Murky politics, exciting visuals
In the early 1920s, Nobelwinning Bengali poet and dramatist Rabindranath Tagore wrote the play “Red Oleanders” (a.k.a “Raktokarobi”), a lyrical and allegorical tale about a warmhearted woman who rallies the working class against a lazily greedy king. Unlike a lot of Tagore’s other work, however, this piece didn’t translate well abroad and remains relatively obscure outside of the Indian subcontinent.
Writer-director Amitava Bhattacharya’s “Red Oleanders Raktokarobi” isn’t, strictly speaking, an adaptation.

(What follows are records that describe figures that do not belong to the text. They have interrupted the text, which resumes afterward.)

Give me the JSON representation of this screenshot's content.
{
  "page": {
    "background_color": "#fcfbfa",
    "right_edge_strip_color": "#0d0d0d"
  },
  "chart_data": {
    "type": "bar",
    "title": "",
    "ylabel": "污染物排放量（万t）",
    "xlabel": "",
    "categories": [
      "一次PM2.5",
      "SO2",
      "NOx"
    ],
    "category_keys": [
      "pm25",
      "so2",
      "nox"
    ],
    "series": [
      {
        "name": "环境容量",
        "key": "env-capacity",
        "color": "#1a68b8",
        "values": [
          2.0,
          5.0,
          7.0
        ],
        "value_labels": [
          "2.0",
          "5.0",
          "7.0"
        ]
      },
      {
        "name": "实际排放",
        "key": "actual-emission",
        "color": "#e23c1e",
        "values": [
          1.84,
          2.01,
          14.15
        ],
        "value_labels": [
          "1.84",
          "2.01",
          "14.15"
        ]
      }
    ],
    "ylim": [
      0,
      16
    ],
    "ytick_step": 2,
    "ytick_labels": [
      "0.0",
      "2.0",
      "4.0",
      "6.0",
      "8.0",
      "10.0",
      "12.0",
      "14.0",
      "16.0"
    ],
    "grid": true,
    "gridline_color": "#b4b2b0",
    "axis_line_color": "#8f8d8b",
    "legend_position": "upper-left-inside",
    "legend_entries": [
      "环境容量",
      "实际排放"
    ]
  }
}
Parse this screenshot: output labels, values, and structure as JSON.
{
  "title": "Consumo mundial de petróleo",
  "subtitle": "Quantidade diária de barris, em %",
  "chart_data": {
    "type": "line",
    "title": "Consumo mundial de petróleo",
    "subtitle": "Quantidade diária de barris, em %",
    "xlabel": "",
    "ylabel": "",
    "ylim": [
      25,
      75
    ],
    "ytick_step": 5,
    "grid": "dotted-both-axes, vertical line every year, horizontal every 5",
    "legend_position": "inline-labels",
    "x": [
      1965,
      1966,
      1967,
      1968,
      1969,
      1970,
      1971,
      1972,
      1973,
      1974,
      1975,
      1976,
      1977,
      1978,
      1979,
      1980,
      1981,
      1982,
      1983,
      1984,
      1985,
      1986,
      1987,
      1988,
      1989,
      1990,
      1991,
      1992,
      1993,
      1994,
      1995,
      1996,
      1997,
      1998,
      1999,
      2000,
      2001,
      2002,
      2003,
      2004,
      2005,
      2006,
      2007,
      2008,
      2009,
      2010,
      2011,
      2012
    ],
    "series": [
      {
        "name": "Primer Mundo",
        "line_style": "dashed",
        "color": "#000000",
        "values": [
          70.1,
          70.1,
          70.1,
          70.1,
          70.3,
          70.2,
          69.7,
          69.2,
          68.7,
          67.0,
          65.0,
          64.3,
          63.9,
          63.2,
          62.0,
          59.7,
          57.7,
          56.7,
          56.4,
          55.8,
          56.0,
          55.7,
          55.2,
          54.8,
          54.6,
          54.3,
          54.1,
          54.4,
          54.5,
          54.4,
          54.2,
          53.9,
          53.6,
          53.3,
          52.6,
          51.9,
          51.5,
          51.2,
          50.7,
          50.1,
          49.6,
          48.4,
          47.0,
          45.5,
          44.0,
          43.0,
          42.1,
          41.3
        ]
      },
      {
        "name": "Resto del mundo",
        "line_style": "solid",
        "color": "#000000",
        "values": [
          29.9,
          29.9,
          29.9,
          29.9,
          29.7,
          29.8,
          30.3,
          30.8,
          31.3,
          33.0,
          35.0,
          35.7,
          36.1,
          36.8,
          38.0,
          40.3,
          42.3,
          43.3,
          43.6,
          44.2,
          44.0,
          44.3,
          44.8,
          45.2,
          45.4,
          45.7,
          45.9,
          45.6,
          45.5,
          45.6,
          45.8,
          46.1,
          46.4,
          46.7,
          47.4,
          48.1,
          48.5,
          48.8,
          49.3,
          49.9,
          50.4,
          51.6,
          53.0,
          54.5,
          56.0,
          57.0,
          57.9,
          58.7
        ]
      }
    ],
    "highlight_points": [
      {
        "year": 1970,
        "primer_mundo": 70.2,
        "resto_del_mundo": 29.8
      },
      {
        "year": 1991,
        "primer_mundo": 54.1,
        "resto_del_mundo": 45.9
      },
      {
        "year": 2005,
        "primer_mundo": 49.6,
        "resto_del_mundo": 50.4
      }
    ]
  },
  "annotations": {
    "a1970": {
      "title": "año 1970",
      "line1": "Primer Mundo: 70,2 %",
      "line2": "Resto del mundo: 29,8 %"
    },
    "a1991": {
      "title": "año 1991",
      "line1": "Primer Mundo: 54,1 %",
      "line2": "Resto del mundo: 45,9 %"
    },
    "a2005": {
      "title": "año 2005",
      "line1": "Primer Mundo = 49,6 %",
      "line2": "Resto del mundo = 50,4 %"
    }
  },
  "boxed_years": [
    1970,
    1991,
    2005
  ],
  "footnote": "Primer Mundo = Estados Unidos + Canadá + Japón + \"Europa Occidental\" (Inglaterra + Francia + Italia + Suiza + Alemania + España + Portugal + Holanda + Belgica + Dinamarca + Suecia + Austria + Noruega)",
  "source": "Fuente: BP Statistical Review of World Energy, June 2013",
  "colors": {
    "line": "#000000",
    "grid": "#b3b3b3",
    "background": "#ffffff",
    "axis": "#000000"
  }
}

It’s about a theater troupe attempting to mount a production of Tagore’s play, and it tracks how the impresario in charge (played by Shantilal Mukherjee) and his opinionated star (Mumtaz Sorcar) begin in their real lives to fall into the patterns of the story they’re trying to tell onstage.
Bhattacharya (who previously made the provocatively gender-bending film “Conditions Apply”) ties his take on Tagore to contemporary politics in ways that may be hard for American audiences to follow — even though the characters speak bluntly and somewhat stiltedly about subjects like democracy and independence.
Still, Bhattacharya has skill as a visual stylist and ambition as a storyteller. The best scenes in “Red Oleanders Raktokarobi” layer live theater, poetic allusion and Bollywood pop — which makes them exciting to watch, even when their meaning isn’t absolutely clear.
“Red Oleanders Raktokarobi.” In Bengali with English subtitles. Not rated. Running time: 1 hour, 53 minutes. Playing: Laemmle Playhouse 7, Pasadena.